CheckOrphan: Palo Alto Toddler Diagnosed with ‘White Matter Disease’
May 12, 2015
Up until a few months ago, little Kash Filiac was crawling, trying to stand and playing with his toys. Now, at 19 months old, he can no longer do those things.
“He wants to be able to do the things he used to do and he sees other kids doing things he wants to do,” Jess Mennig, his mother, said Wednesday. “He gets frustrated.”
Kash suffers from a type of leukodystrophy, a group of rare genetic disorders that affects the central nervous system by disrupting the growth or maintenance of the myelin sheath in the brain that insulates nerve cells, according to the Untied Leukodystrophy Foundation website, www.ulf.org. Since myelin is sometimes referred to as “white matter” because of its white, fatty appearance, leukodystrophy is also known as “White Matter Disease.”
The disease is more common than cystic fibrosis, occurring in 1 of every 7,000 individuals.
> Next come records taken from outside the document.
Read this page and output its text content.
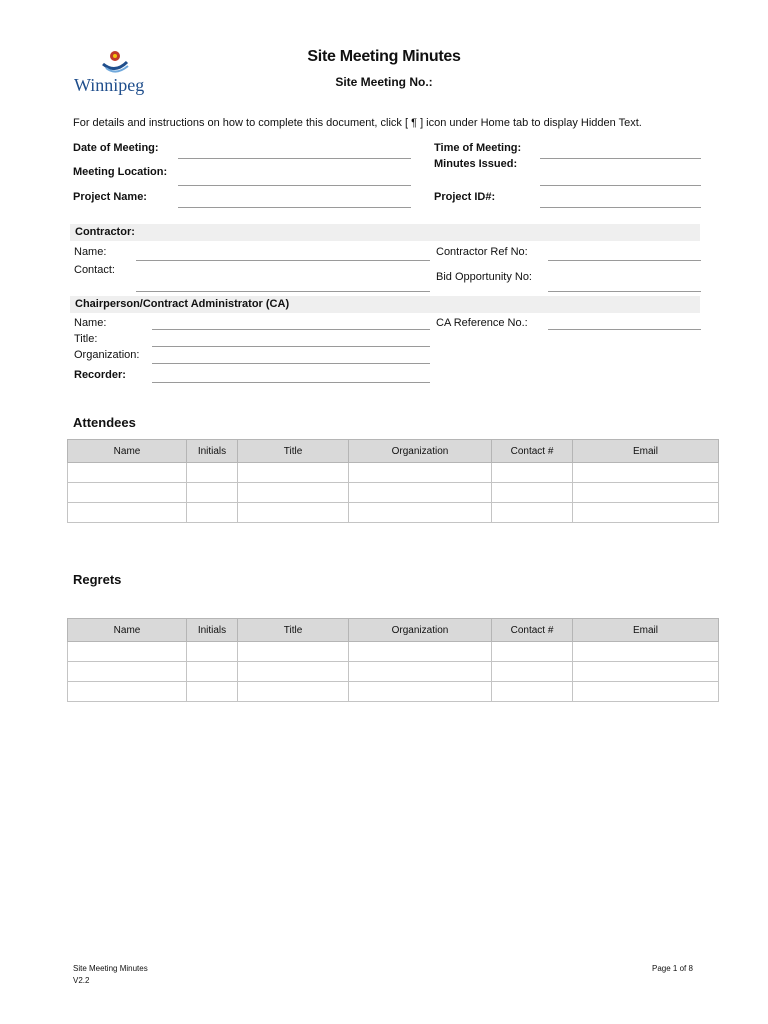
Winnipeg
Site Meeting Minutes
Site Meeting No.:
For details and instructions on how to complete this document, click [ ¶ ] icon under Home tab to display Hidden Text.
Date of Meeting:	Time of Meeting:
Minutes Issued:
Meeting Location:
Project Name:	Project ID#:
Contractor:
Name:
Contact:
Contractor Ref No:
Bid Opportunity No:
Chairperson/Contract Administrator (CA)
Name:
Title:
Organization:
Recorder:
CA Reference No.:
Attendees
Name	Initials	Title	Organization	Contact #	Email

Regrets
Name	Initials	Title	Organization	Contact #	Email

Site Meeting Minutes
V2.2
Page 1 of 8
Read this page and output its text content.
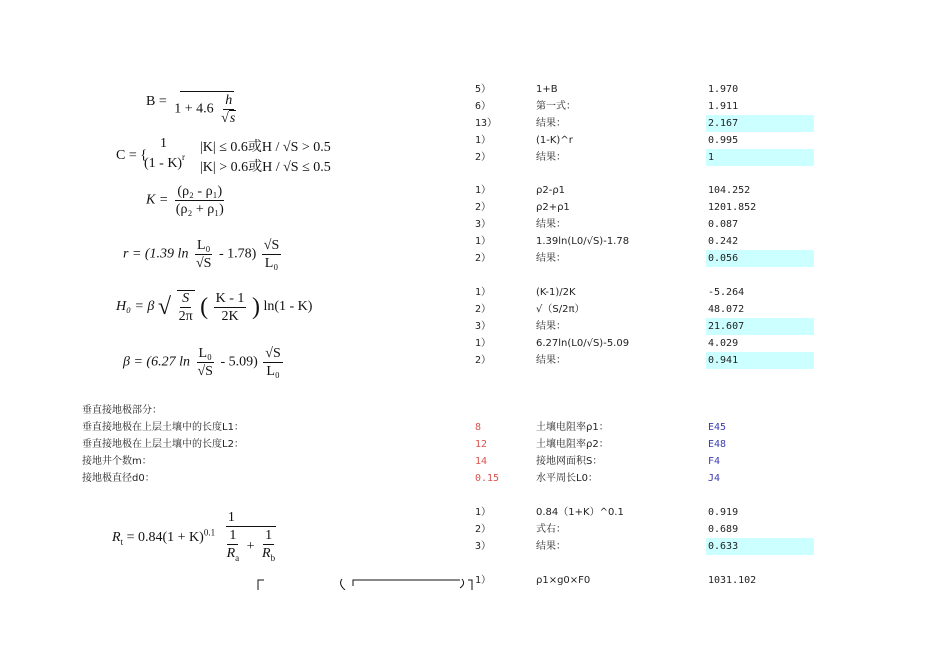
$B = 1 + 4.6 \frac{h}{√s}$
C = {
1 |K| ≤ 0.6或H / √S > 0.5
(1 - K) r
|K| > 0.6或H / √S ≤ 0.5
$K = \frac{\text{(ρ₂ - ρ₁)}}{\text{(ρ₂ + ρ₁)}}$
r = (1.39 $\ln \frac{\text{L₀}}{√S} - 1.78) \frac{√S}{\text{L₀}}$
H₀ = β √ $\frac{S}{2\pi}$ ( $\frac{K - 1}{2K}$ ) ln(1 - K)
β = (6.27 $\ln \frac{\text{L₀}}{√S} - 5.09) \frac{√S}{\text{L₀}}$
垂直接地极部分：
垂直接地极在上层土壤中的长度L1：
垂直接地极在上层土壤中的长度L2：
接地井个数m：
接地极直径d0：
$R_t = 0.84(1 + K)^{0.1}$
1
$\frac{1}{R_a} + \frac{1}{R_b}$
5）	1+B	1.970
6）	第一式：	1.911
13）	结果：	2.167
1）	(1-K)^r	0.995
2）	结果：	1
1）	ρ2-ρ1	104.252
2）	ρ2+ρ1	1201.852
3）	结果：	0.087
1）	1.39ln(L0/√S)-1.78	0.242
2）	结果：	0.056
1）	(K-1)/2K	-5.264
2）	√（S/2π）	48.072
3）	结果：	21.607
1）	6.27ln(L0/√S)-5.09	4.029
2）	结果：	0.941
8	土壤电阻率ρ1：	E45
12	土壤电阻率ρ2：	E48
14	接地网面积S：	F4
0.15	水平周长L0：	J4
1）	0.84（1+K）^0.1	0.919
2）	式右：	0.689
3）	结果：	0.633
1）	ρ1×g0×F0	1031.102
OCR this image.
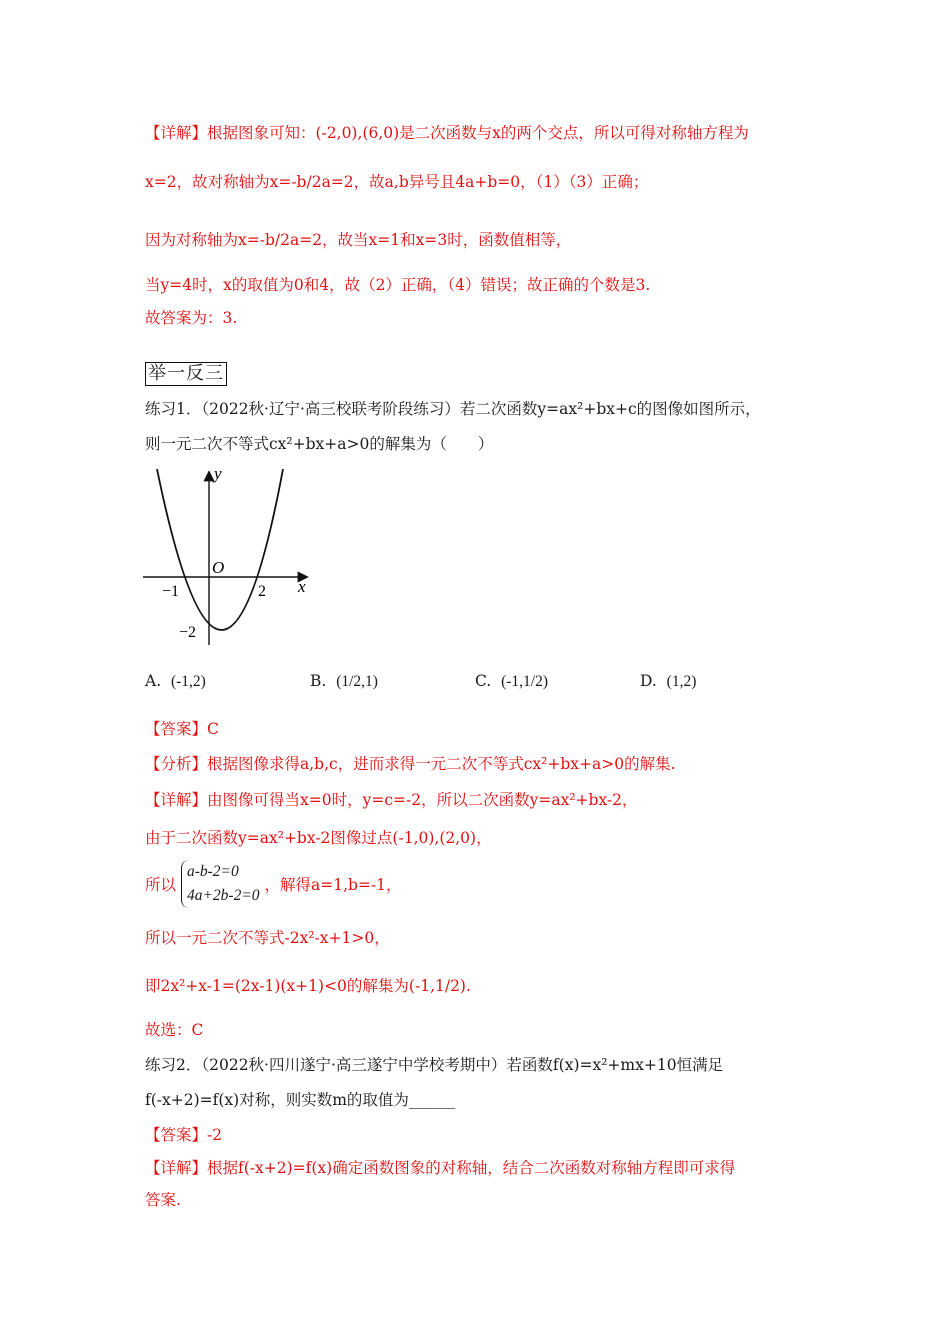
【详解】根据图象可知：(-2,0),(6,0)是二次函数与x的两个交点，所以可得对称轴方程为
x=2，故对称轴为x=-b/2a=2，故a,b异号且4a+b=0，（1）（3）正确；
因为对称轴为x=-b/2a=2，故当x=1和x=3时，函数值相等，
当y=4时，x的取值为0和4，故（2）正确，（4）错误；故正确的个数是3.
故答案为：3.
举一反三
练习1．（2022秋·辽宁·高三校联考阶段练习）若二次函数y=ax²+bx+c的图像如图所示，
则一元二次不等式cx²+bx+a>0的解集为（　　）
y
x
O
−1	2
−2
A. (-1,2)	B. (1/2,1)	C. (-1,1/2)	D. (1,2)
【答案】C
【分析】根据图像求得a,b,c，进而求得一元二次不等式cx²+bx+a>0的解集.
【详解】由图像可得当x=0时，y=c=-2，所以二次函数y=ax²+bx-2，
由于二次函数y=ax²+bx-2图像过点(-1,0),(2,0)，
所以
a-b-2=0
4a+2b-2=0
，解得a=1,b=-1，
所以一元二次不等式-2x²-x+1>0，
即2x²+x-1=(2x-1)(x+1)<0的解集为(-1,1/2).
故选：C
练习2．（2022秋·四川遂宁·高三遂宁中学校考期中）若函数f(x)=x²+mx+10恒满足
f(-x+2)=f(x)对称，则实数m的取值为______
【答案】-2
【详解】根据f(-x+2)=f(x)确定函数图象的对称轴，结合二次函数对称轴方程即可求得
答案.
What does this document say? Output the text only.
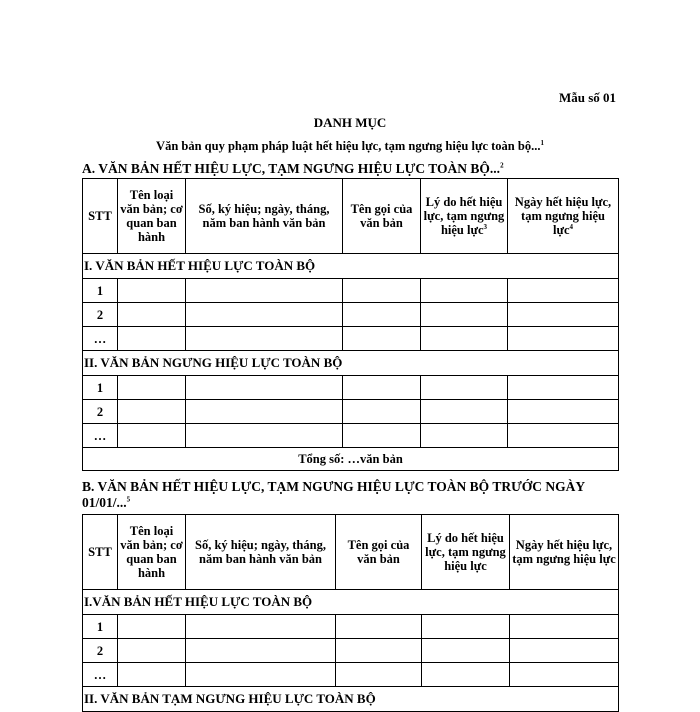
Mẫu số 01
DANH MỤC
Văn bản quy phạm pháp luật hết hiệu lực, tạm ngưng hiệu lực toàn bộ...$^1$
A. VĂN BẢN HẾT HIỆU LỰC, TẠM NGƯNG HIỆU LỰC TOÀN BỘ...$^2$
STT	Tên loại văn bản; cơ quan ban hành	Số, ký hiệu; ngày, tháng, năm ban hành văn bản	Tên gọi của văn bản	Lý do hết hiệu lực, tạm ngưng hiệu lực$^3$	Ngày hết hiệu lực, tạm ngưng hiệu lực$^4$
I. VĂN BẢN HẾT HIỆU LỰC TOÀN BỘ					
1					
2					
…					
II. VĂN BẢN NGƯNG HIỆU LỰC TOÀN BỘ					
1					
2					
…					
Tổng số: …văn bản					
B. VĂN BẢN HẾT HIỆU LỰC, TẠM NGƯNG HIỆU LỰC TOÀN BỘ TRƯỚC NGÀY 01/01/...$^5$
STT	Tên loại văn bản; cơ quan ban hành	Số, ký hiệu; ngày, tháng, năm ban hành văn bản	Tên gọi của văn bản	Lý do hết hiệu lực, tạm ngưng hiệu lực	Ngày hết hiệu lực, tạm ngưng hiệu lực
I.VĂN BẢN HẾT HIỆU LỰC TOÀN BỘ					
1					
2					
…					
II. VĂN BẢN TẠM NGƯNG HIỆU LỰC TOÀN BỘ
Life expectancy with the disease varies depending on the specific type of leukodystrophy.
Born Sept. 22, 2013, Kash hit every developmental milestone.
“He was so close to walking. He was pulling himself up to stand,” Kyle Filiac, his father, said.
It was not until February that his parents noticed something was wrong.
“He was having weakness on his left side,” Mennig said.
Then, all of a sudden he stopped crawling and could not sit up straight by himself.
“It was almost like a light switch,” Filiac said.
After a series of blood tests, X-rays and a CT scan came back negative, Kash was taken to the emergency room at the Children’s Hospital of Philadelphia in March. There, he underwent an MRI as well as spinal tap. The MRI revealed the white matter disorder in his brain.
“We had a lot of questions,” Mennig said. “It was a real surprise to us.”
There are more than 40 different types of leukodystrophies, with different symptoms varying by genetic cause, according to the UnitedLeukodystrophy Foundation. They are mostly inherited disorders, meaning that it is passed on from parent to child.